Lenders were offerred a choice of taking the last JDB offer (highest price was like $.02 on the dollar,
and that was only for loans to homeowners, since the JDB's were already seeing awful performance,
and were catching on to the fact that the junk debt market was flooded even though they still held
out some kind of hope for their own ability to be selective as they were offering like a penny for the
loans that prosper lenders had made to non-homeowners - and DOUBLE that price for homeowners!),
OR opting in to a legal test initiative that Doug Fuller was going to run where he'd cherry pick some
loans where he thought he could sue and get a recovery (ie, there was something there to recover).

I think it wound up being like 66 loans, and, I don't know, but I suspect that for a couple of reasons,
like maybe to comply with the LRA's (which had JDB's "hard-coded") and to shore up legal "standing",
they needed to buy the loans back from lenders, on paper, at $0, for those who opted against $.02.

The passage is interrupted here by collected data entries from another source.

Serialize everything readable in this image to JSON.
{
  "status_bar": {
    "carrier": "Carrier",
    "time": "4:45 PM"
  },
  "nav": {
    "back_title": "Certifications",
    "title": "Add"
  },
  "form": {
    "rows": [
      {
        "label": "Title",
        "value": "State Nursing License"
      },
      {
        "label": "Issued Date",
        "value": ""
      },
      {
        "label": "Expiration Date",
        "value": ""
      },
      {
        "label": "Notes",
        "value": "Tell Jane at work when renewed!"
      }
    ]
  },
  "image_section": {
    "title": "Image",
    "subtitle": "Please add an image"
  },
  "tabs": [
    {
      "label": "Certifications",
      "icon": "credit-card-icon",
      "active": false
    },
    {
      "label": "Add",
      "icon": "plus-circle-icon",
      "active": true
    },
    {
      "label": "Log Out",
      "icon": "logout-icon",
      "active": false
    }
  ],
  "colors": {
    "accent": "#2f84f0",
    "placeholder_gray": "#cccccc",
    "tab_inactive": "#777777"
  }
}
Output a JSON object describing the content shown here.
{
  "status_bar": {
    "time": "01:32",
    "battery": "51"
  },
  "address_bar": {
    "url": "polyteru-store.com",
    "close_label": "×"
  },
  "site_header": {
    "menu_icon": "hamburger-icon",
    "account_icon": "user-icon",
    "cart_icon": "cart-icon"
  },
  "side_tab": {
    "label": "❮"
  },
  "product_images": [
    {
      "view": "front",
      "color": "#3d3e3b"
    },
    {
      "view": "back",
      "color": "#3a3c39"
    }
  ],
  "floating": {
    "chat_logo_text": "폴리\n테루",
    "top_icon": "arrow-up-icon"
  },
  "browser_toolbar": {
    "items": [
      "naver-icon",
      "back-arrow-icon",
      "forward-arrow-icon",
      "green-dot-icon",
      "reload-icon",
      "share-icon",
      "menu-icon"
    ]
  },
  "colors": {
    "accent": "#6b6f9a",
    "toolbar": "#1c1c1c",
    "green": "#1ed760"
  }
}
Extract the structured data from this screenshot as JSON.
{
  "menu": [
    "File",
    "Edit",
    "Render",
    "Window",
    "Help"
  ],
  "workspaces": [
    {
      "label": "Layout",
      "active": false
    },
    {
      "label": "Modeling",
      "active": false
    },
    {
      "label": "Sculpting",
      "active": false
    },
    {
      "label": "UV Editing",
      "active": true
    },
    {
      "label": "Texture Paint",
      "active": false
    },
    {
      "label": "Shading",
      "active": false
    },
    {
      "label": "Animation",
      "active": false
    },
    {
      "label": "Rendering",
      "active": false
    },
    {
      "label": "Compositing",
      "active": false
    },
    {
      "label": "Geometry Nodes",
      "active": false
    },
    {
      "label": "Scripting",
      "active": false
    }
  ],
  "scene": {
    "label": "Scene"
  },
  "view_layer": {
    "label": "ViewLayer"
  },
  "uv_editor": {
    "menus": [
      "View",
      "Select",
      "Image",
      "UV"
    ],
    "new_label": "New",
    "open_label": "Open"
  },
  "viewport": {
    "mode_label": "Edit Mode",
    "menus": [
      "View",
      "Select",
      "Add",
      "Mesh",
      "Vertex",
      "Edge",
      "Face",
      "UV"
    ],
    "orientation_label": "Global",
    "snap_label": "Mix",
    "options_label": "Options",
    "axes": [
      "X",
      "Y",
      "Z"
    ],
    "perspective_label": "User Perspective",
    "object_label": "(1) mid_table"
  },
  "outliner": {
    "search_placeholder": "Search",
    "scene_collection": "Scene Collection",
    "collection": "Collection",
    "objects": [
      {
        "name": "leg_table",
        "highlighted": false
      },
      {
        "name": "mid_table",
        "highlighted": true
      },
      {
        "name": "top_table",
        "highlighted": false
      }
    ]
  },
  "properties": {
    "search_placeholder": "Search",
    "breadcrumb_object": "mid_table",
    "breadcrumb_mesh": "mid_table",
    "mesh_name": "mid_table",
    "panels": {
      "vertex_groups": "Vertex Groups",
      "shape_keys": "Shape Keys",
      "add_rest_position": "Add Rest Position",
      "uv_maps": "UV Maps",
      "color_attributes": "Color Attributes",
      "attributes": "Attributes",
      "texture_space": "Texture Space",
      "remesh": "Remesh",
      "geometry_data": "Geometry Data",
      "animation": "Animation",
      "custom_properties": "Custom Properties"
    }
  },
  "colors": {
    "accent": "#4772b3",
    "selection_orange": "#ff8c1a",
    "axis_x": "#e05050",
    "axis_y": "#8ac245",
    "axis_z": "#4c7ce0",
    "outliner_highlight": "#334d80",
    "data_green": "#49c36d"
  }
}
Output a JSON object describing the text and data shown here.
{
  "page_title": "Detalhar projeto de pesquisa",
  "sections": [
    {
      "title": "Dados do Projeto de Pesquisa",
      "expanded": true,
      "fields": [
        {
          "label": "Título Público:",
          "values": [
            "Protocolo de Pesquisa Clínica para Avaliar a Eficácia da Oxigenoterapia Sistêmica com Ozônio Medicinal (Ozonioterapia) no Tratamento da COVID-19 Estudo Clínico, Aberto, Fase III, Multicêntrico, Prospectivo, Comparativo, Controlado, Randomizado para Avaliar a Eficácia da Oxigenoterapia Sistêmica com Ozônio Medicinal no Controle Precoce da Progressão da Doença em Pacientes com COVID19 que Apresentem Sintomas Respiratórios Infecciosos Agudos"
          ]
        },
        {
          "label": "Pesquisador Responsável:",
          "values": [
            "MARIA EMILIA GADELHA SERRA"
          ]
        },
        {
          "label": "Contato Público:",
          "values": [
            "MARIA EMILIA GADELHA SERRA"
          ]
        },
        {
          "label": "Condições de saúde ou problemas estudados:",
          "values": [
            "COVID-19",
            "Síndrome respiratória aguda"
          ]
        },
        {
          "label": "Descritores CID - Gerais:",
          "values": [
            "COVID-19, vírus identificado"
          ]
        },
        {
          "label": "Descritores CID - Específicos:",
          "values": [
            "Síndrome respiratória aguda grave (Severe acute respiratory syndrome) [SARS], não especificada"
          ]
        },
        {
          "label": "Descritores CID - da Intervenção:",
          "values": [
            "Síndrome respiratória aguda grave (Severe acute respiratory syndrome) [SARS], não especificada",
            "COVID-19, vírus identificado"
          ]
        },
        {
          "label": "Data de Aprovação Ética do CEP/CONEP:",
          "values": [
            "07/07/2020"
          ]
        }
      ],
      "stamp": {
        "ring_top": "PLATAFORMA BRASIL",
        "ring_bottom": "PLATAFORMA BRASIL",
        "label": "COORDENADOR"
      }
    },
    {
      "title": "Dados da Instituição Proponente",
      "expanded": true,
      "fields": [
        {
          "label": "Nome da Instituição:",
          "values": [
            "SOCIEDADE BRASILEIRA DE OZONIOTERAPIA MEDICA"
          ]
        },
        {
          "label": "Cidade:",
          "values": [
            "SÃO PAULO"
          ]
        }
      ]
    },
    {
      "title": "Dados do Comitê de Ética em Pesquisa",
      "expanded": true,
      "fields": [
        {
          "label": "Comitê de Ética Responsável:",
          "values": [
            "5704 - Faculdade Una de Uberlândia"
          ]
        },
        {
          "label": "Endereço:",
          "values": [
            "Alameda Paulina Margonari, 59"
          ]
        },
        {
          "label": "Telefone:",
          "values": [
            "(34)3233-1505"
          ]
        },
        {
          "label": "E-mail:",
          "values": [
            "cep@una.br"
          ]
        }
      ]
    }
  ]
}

You'll get no argument from me that Fuller promised (with much bluster) way more than he delivered,
though, I don't think this was malice aforethought on his part, just "out of his domain of experience".
Had he been working with traditional loans from a traditional old-school lender, it may have worked...
For whatever reason, it didn't, and you'll also get no argument from me that the guy didn't admit it...
Though again, I think there were probably some mitigating factors that were out of his control there.

Still, functionally, no money was no money and no updates were no updates, and yeah, that sucked.

Quote from: Ira01
Chris Larsen was still giving media interviews claiming a 2.x% (then a 5.x%) default rate, using a completely bogus methodology long after it was obvious to everyone with any knowledge that those claims were nothing but a fraud.

As the default rates went up on the bucket of loans he was talking about he revised them upwards?
I don't think you're going to get an indictment for "Not only did he tell the truth, he kept it current!"

(I do understand that your real complaint is that he mostly talked about higher credit quality loans.)
(I just don't think it makes any sense to fault the guy for essentially encouraging less risky lending.)

Eh... this is mostly sour grapes on memory lane.